Sunday, January 10, 2010

To pee or not to pee

Did you miss me???

I know you did. Come give me a hug. I missed you too old friends!!!!!! But whewwwwww, life hit the fast lane and I have not had my seat belt on. These crazy kids of mine are about to wear me out! Hubs had been gone for over a month and 5 days a week I am single momma. (*which I would now like to bow down and offer a box of wine to all single mommas of the world because I can't hack it..) I am so tired every weekend. But things will slow down...eventually. (Anyone wanna buy a house, pretty please! No? Fine!)

Thanks to these kids $hitty lovely sleeping habits, I got to relive a childhood memory and watch 3 straight episodes of The Cosby Show. You know, the ones where Vanessa was such a twit, and Rudy was so cute you could pinch her? My favorite! That Dr. Huxtable! He gets me every time.
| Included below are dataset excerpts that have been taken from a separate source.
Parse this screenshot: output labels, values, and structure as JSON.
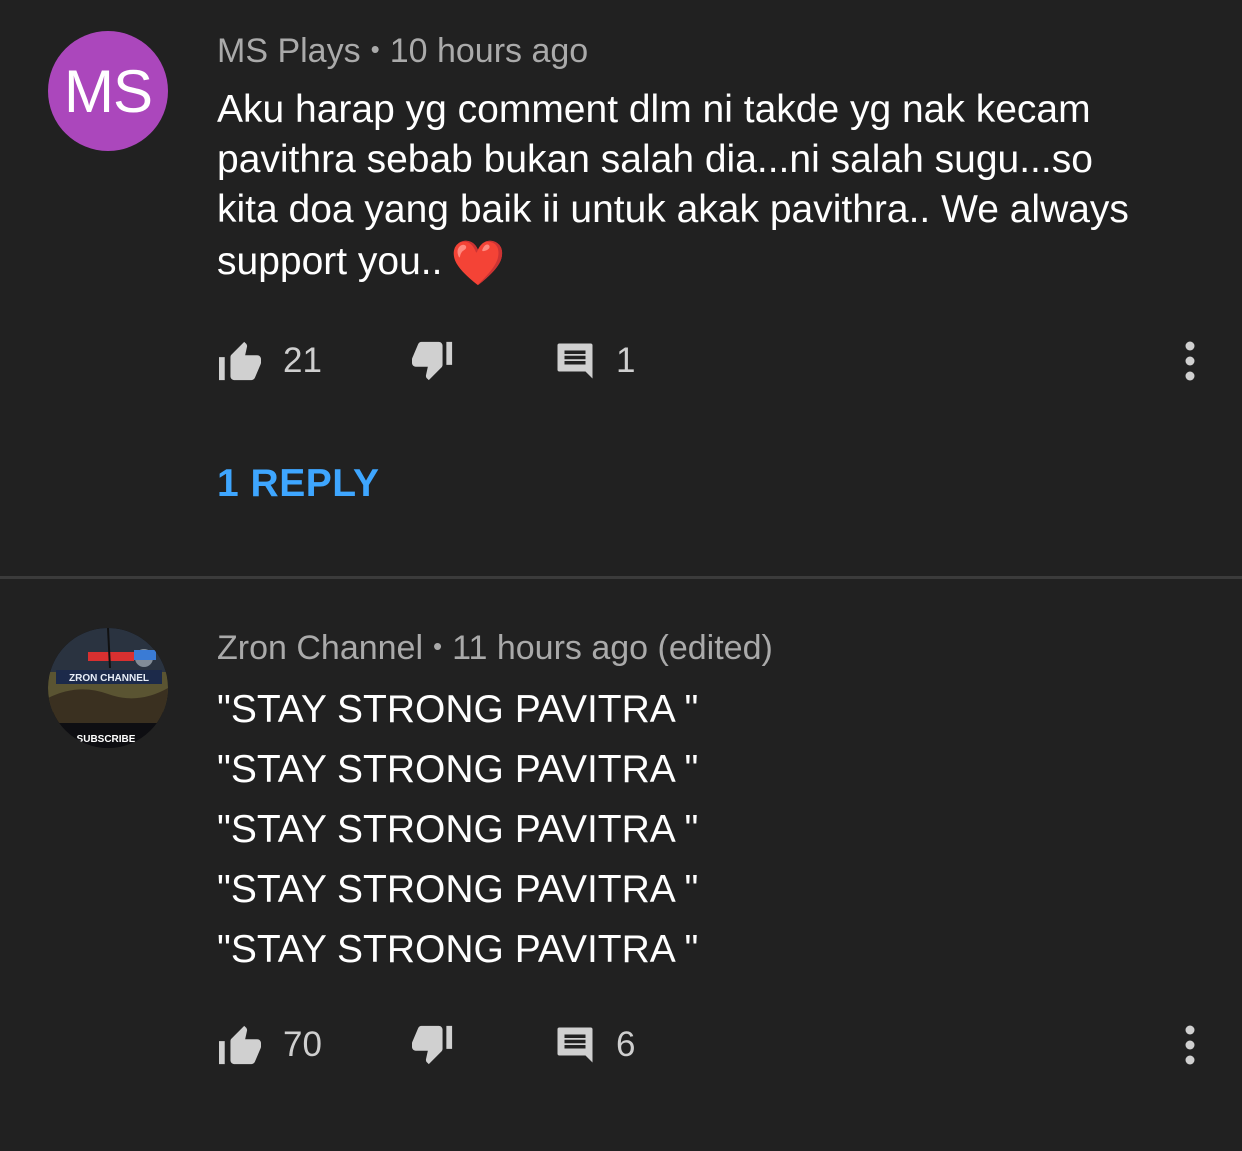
{
  "comments": [
    {
      "avatar_initials": "MS",
      "avatar_color": "#ab47bc",
      "author": "MS Plays",
      "time": "10 hours ago",
      "text_lines": [
        "Aku harap yg comment dlm ni takde yg nak kecam",
        "pavithra sebab bukan salah dia...ni salah sugu...so",
        "kita doa yang baik ii untuk akak pavithra.. We always",
        "support you.."
      ],
      "emoji": "❤️",
      "likes": "21",
      "replies_count": "1",
      "replies_link": "1 REPLY"
    },
    {
      "avatar_text_1": "ZRON CHANNEL",
      "avatar_text_2": "SUBSCRIBE",
      "author": "Zron Channel",
      "time": "11 hours ago (edited)",
      "text_lines": [
        "\"STAY STRONG PAVITRA \"",
        "\"STAY STRONG PAVITRA \"",
        "\"STAY STRONG PAVITRA \"",
        "\"STAY STRONG PAVITRA \"",
        "\"STAY STRONG PAVITRA \""
      ],
      "likes": "70",
      "replies_count": "6"
    }
  ],
  "icons": {
    "like": "thumb-up-icon",
    "dislike": "thumb-down-icon",
    "reply": "comment-icon",
    "more": "more-vert-icon"
  },
  "colors": {
    "background": "#212121",
    "meta": "#aaaaaa",
    "link": "#3ea6ff"
  }
}
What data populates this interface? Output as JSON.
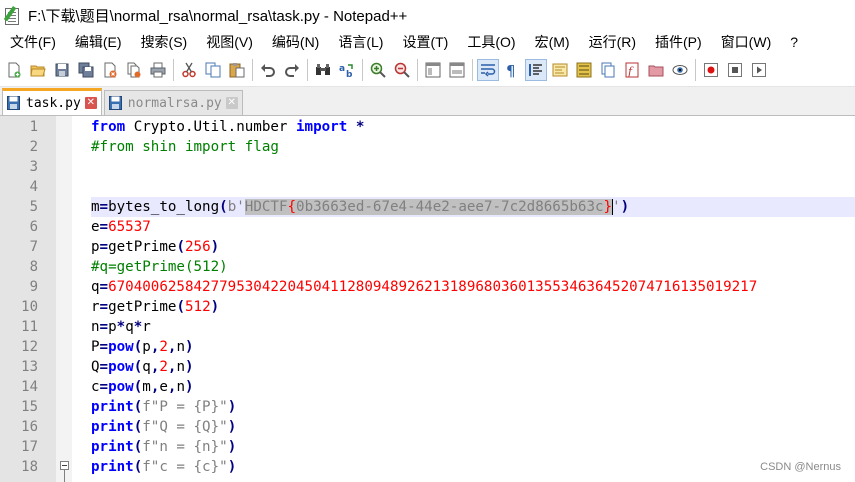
{
  "window": {
    "title": "F:\\下载\\题目\\normal_rsa\\normal_rsa\\task.py - Notepad++"
  },
  "menu": [
    "文件(F)",
    "编辑(E)",
    "搜索(S)",
    "视图(V)",
    "编码(N)",
    "语言(L)",
    "设置(T)",
    "工具(O)",
    "宏(M)",
    "运行(R)",
    "插件(P)",
    "窗口(W)",
    "?"
  ],
  "toolbar": {
    "icons": [
      "new-file-icon",
      "open-file-icon",
      "save-icon",
      "save-all-icon",
      "close-icon",
      "close-all-icon",
      "print-icon",
      "cut-icon",
      "copy-icon",
      "paste-icon",
      "undo-icon",
      "redo-icon",
      "find-icon",
      "replace-icon",
      "zoom-in-icon",
      "zoom-out-icon",
      "sync-vertical-icon",
      "sync-horizontal-icon",
      "word-wrap-icon",
      "show-all-chars-icon",
      "indent-guide-icon",
      "doc-map-icon",
      "function-list-icon",
      "folder-workspace-icon",
      "monitoring-icon",
      "record-macro-icon",
      "stop-macro-icon"
    ]
  },
  "tabs": [
    {
      "label": "task.py",
      "active": true
    },
    {
      "label": "normalrsa.py",
      "active": false
    }
  ],
  "editor": {
    "line_numbers": [
      "1",
      "2",
      "3",
      "4",
      "5",
      "6",
      "7",
      "8",
      "9",
      "10",
      "11",
      "12",
      "13",
      "14",
      "15",
      "16",
      "17",
      "18"
    ],
    "current_line": 5,
    "lines": [
      [
        {
          "t": "from",
          "c": "kw"
        },
        {
          "t": " Crypto.Util.number ",
          "c": ""
        },
        {
          "t": "import",
          "c": "kw"
        },
        {
          "t": " ",
          "c": ""
        },
        {
          "t": "*",
          "c": "op"
        }
      ],
      [
        {
          "t": "#from shin import flag",
          "c": "cm"
        }
      ],
      [],
      [],
      [
        {
          "t": "m",
          "c": ""
        },
        {
          "t": "=",
          "c": "op"
        },
        {
          "t": "bytes_to_long",
          "c": ""
        },
        {
          "t": "(",
          "c": "op"
        },
        {
          "t": "b'",
          "c": "str"
        },
        {
          "t": "HDCTF",
          "c": "str sel"
        },
        {
          "t": "{",
          "c": "num sel"
        },
        {
          "t": "0b3663ed-67e4-44e2-aee7-7c2d8665b63c",
          "c": "str sel"
        },
        {
          "t": "}",
          "c": "num sel"
        },
        {
          "t": "'",
          "c": "str caretafter"
        },
        {
          "t": ")",
          "c": "op"
        }
      ],
      [
        {
          "t": "e",
          "c": ""
        },
        {
          "t": "=",
          "c": "op"
        },
        {
          "t": "65537",
          "c": "num"
        }
      ],
      [
        {
          "t": "p",
          "c": ""
        },
        {
          "t": "=",
          "c": "op"
        },
        {
          "t": "getPrime",
          "c": ""
        },
        {
          "t": "(",
          "c": "op"
        },
        {
          "t": "256",
          "c": "num"
        },
        {
          "t": ")",
          "c": "op"
        }
      ],
      [
        {
          "t": "#q=getPrime(512)",
          "c": "cm"
        }
      ],
      [
        {
          "t": "q",
          "c": ""
        },
        {
          "t": "=",
          "c": "op"
        },
        {
          "t": "6704006258427795304220450411280948926213189680360135534636452074716135019217",
          "c": "num"
        }
      ],
      [
        {
          "t": "r",
          "c": ""
        },
        {
          "t": "=",
          "c": "op"
        },
        {
          "t": "getPrime",
          "c": ""
        },
        {
          "t": "(",
          "c": "op"
        },
        {
          "t": "512",
          "c": "num"
        },
        {
          "t": ")",
          "c": "op"
        }
      ],
      [
        {
          "t": "n",
          "c": ""
        },
        {
          "t": "=",
          "c": "op"
        },
        {
          "t": "p",
          "c": ""
        },
        {
          "t": "*",
          "c": "op"
        },
        {
          "t": "q",
          "c": ""
        },
        {
          "t": "*",
          "c": "op"
        },
        {
          "t": "r",
          "c": ""
        }
      ],
      [
        {
          "t": "P",
          "c": ""
        },
        {
          "t": "=",
          "c": "op"
        },
        {
          "t": "pow",
          "c": "kw"
        },
        {
          "t": "(",
          "c": "op"
        },
        {
          "t": "p",
          "c": ""
        },
        {
          "t": ",",
          "c": "op"
        },
        {
          "t": "2",
          "c": "num"
        },
        {
          "t": ",",
          "c": "op"
        },
        {
          "t": "n",
          "c": ""
        },
        {
          "t": ")",
          "c": "op"
        }
      ],
      [
        {
          "t": "Q",
          "c": ""
        },
        {
          "t": "=",
          "c": "op"
        },
        {
          "t": "pow",
          "c": "kw"
        },
        {
          "t": "(",
          "c": "op"
        },
        {
          "t": "q",
          "c": ""
        },
        {
          "t": ",",
          "c": "op"
        },
        {
          "t": "2",
          "c": "num"
        },
        {
          "t": ",",
          "c": "op"
        },
        {
          "t": "n",
          "c": ""
        },
        {
          "t": ")",
          "c": "op"
        }
      ],
      [
        {
          "t": "c",
          "c": ""
        },
        {
          "t": "=",
          "c": "op"
        },
        {
          "t": "pow",
          "c": "kw"
        },
        {
          "t": "(",
          "c": "op"
        },
        {
          "t": "m",
          "c": ""
        },
        {
          "t": ",",
          "c": "op"
        },
        {
          "t": "e",
          "c": ""
        },
        {
          "t": ",",
          "c": "op"
        },
        {
          "t": "n",
          "c": ""
        },
        {
          "t": ")",
          "c": "op"
        }
      ],
      [
        {
          "t": "print",
          "c": "kw"
        },
        {
          "t": "(",
          "c": "op"
        },
        {
          "t": "f\"P = {P}\"",
          "c": "str"
        },
        {
          "t": ")",
          "c": "op"
        }
      ],
      [
        {
          "t": "print",
          "c": "kw"
        },
        {
          "t": "(",
          "c": "op"
        },
        {
          "t": "f\"Q = {Q}\"",
          "c": "str"
        },
        {
          "t": ")",
          "c": "op"
        }
      ],
      [
        {
          "t": "print",
          "c": "kw"
        },
        {
          "t": "(",
          "c": "op"
        },
        {
          "t": "f\"n = {n}\"",
          "c": "str"
        },
        {
          "t": ")",
          "c": "op"
        }
      ],
      [
        {
          "t": "print",
          "c": "kw"
        },
        {
          "t": "(",
          "c": "op"
        },
        {
          "t": "f\"c = {c}\"",
          "c": "str"
        },
        {
          "t": ")",
          "c": "op"
        }
      ]
    ]
  },
  "watermark": "CSDN @Nernus",
  "colors": {
    "keyword": "#0000ff",
    "comment": "#008000",
    "number": "#ff0000",
    "operator": "#000080",
    "string": "#808080",
    "selection": "#c0c0c0",
    "current_line": "#e8e8ff",
    "active_tab_accent": "#f5a623"
  }
}
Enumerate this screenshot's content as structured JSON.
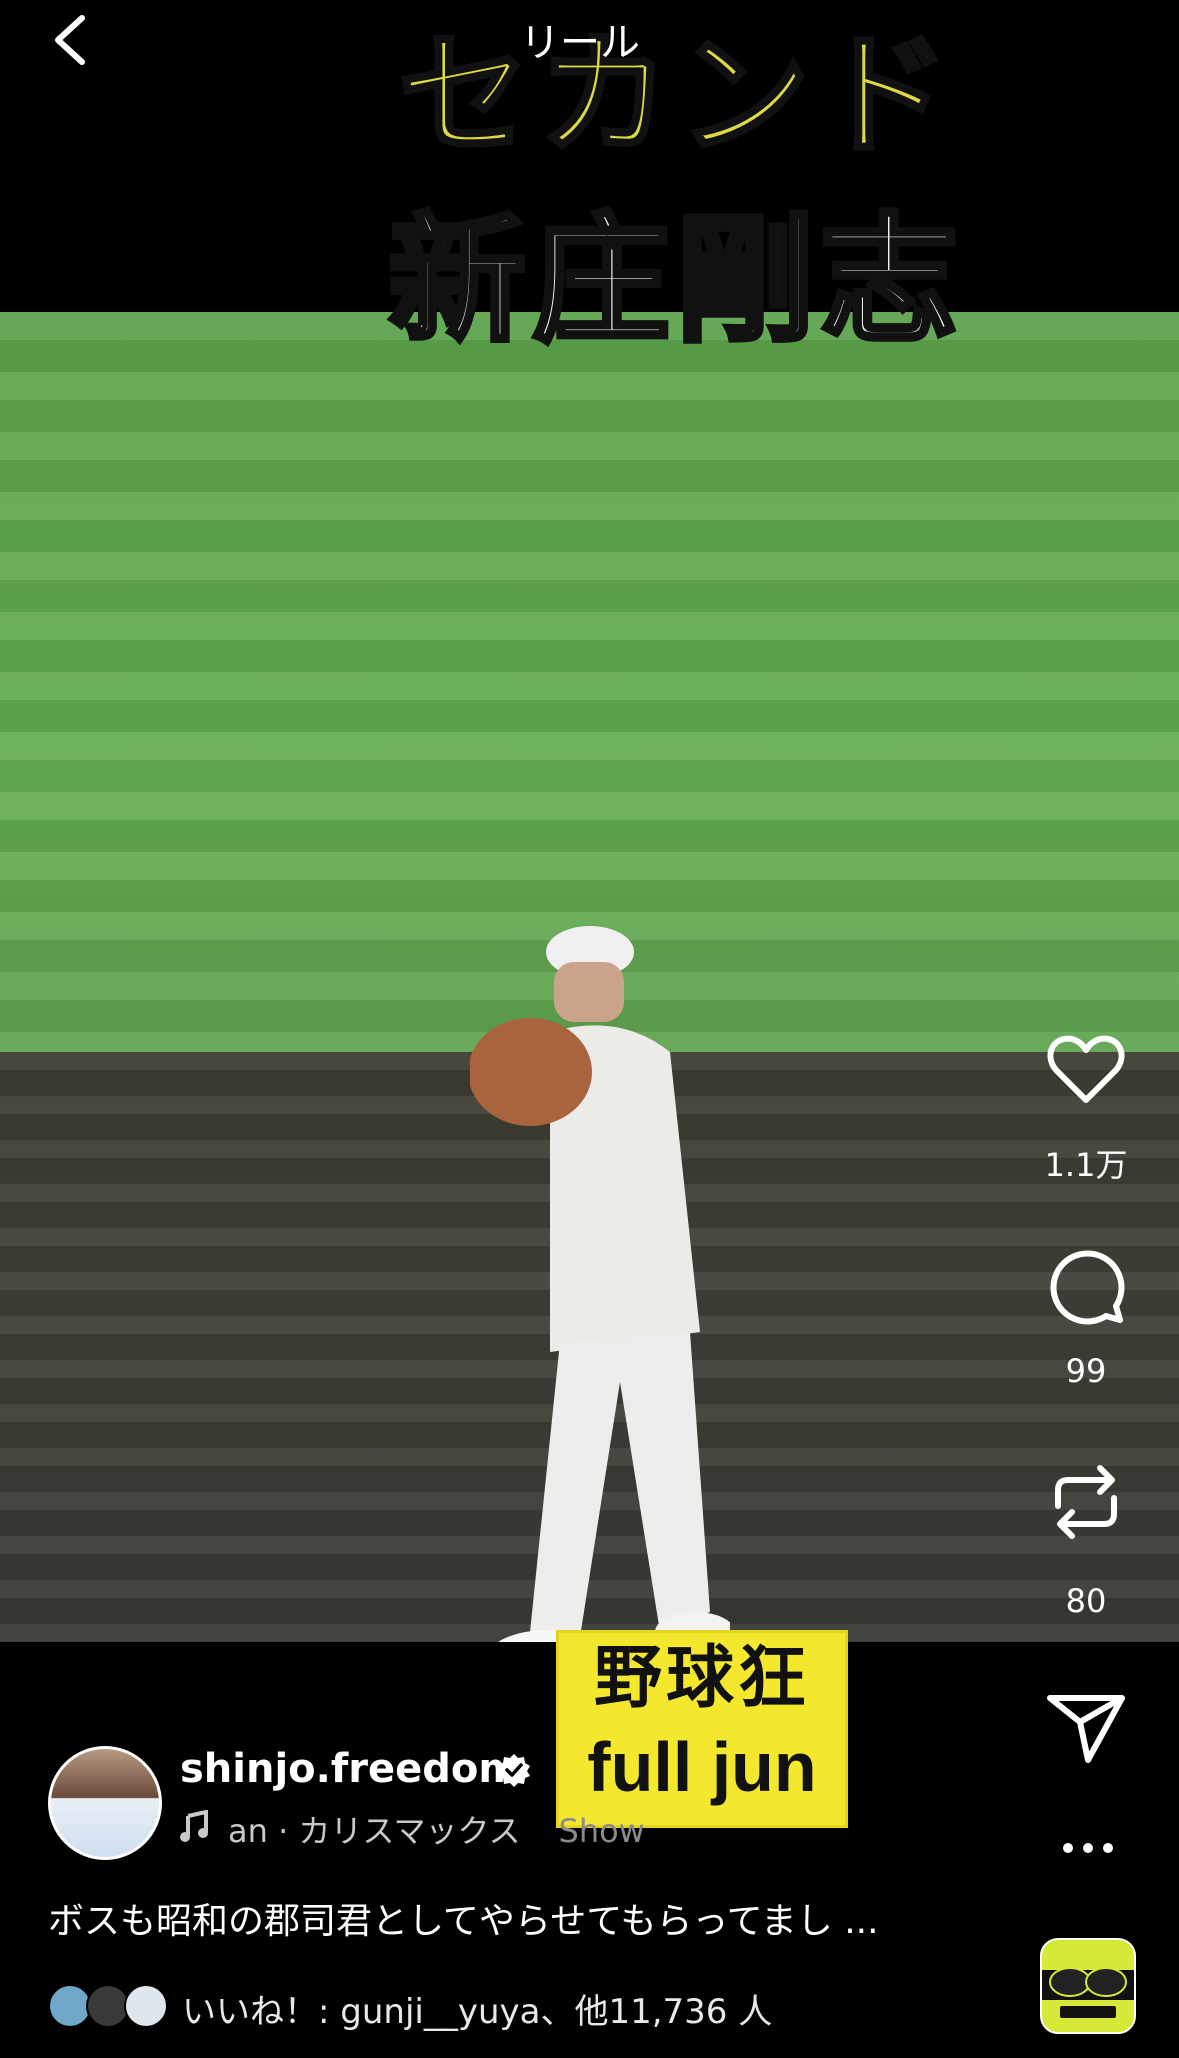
{
  "header": {
    "title": "リール",
    "back_icon": "chevron-left-icon"
  },
  "video": {
    "caption_top": "セカンド",
    "caption_name": "新庄剛志",
    "badge_line1": "野球狂",
    "badge_line2": "full jun"
  },
  "actions": {
    "like_count": "1.1万",
    "comment_count": "99",
    "repost_count": "80"
  },
  "post": {
    "username": "shinjo.freedom",
    "music_text": "an · カリスマックス",
    "music_fade": "Show",
    "caption": "ボスも昭和の郡司君としてやらせてもらってまし ...",
    "likes_text": "いいね！: gunji__yuya、他11,736 人"
  },
  "colors": {
    "caption_yellow": "#dcd945",
    "badge_yellow": "#f3e82d",
    "album_yellow": "#d6e938"
  }
}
Why was I up in the middle of the night watching Nick At Night, you ask? How very sweet of you to care. Well, you know I am trying to potty train my seventeen year old newly three year old boy. Every-stinking-day it's, "Do you need to go potty? Did you pee pee in your pull up? Are you wet?" and Every-stinking-day it's, "No, Mommy. I don't need to go. I'm dry." And guess what? He's totally lying!!!!! Liar Liar - Wet Pants on Fire!

But at 2:30 in the morning he decides to mess with his momma. I bet he even turned to his froggy and said, "Watch this, her eyes are gonna pop right out of her head." And then he screams bloody murder. MMMMOOOOOMMMMMAAAA!!!!!!!!!! MMMOOOOOMMMMMMAAAA!!!!! COME HERE MMMMMMOOOOOOMMMMMMAAAA!!!!!! I go flying into his room only to see a smiling boy nudge froggy and give him a wink, put his hands behind his head and say, "Mommy, I'm wet, can you change me?"

EVERY single flipping cuss word went through my head in 2.2 seconds! Luckily, the only words that actually made it out of my mouth where, "Really?" Little snot head! So I changed him in his crib and tucked him in, kissed his head and then threatened him with an inch of his life if he screamed like that again I would give him something to scream about!

And me being the optimist that I am, I thought, "Well, you never know when it's gonna click for them, maybe this was his time and he will wake up potty trained and all I had to do was wake up once with him. I could handle that." Yeah, uh, NO! The little pee master is still at it with no regard to actually giving an inch on this potty training.

and P.S. Does Weight Watchers have a pause button because Girl Scout Cookies are coming!!!!!!!!!!!!!!!!!

7 comments:

Marcia said...

I do not miss toilet training, I never want to be involved with it again. It messes with you, they mess with you and just when you are four glasses into drowning your sorrows over it, they get it. So bad!

:) Marcia

Chelle said...

Um, I could totally copy and paste this post. Except for the single mom part (kudos to you!). I do love Dr. Huxtable. And Girl Scout Cookies. And I do hate potty training. So much. Good luck!

mother goose said...

oh my goodness, i so loved this post and your humor and the way you write!!! Love your tricky little pee master! LOL

Nicole said...

I'm right there with you. Riley will be 3 in two weeks and he still wants NOTHING to do with that toilet or underwear. Everytime I put him on the potty he does nothing and then not 30 seconds after taking him off, he pee's on my carpet. WTH???? My other 2 boys were never this hard. I think I'm going to have to do it cold turkey and just take the diapers away.........

Burgh Baby said...

Potty training is EVIL. It's designed to make us all go crazy. HATED IT.

sheila said...

Liar liar- wet paints on fire....O! M! G! I literally lost something from my nose. lol! That was frickin hysterical

Kameron said...

I say, go for broke and ditch the pullups. I think they can't tell when they are wet because they are still like diapers. I had no success until we went right into undies. We had a few accidents but it went so much faster!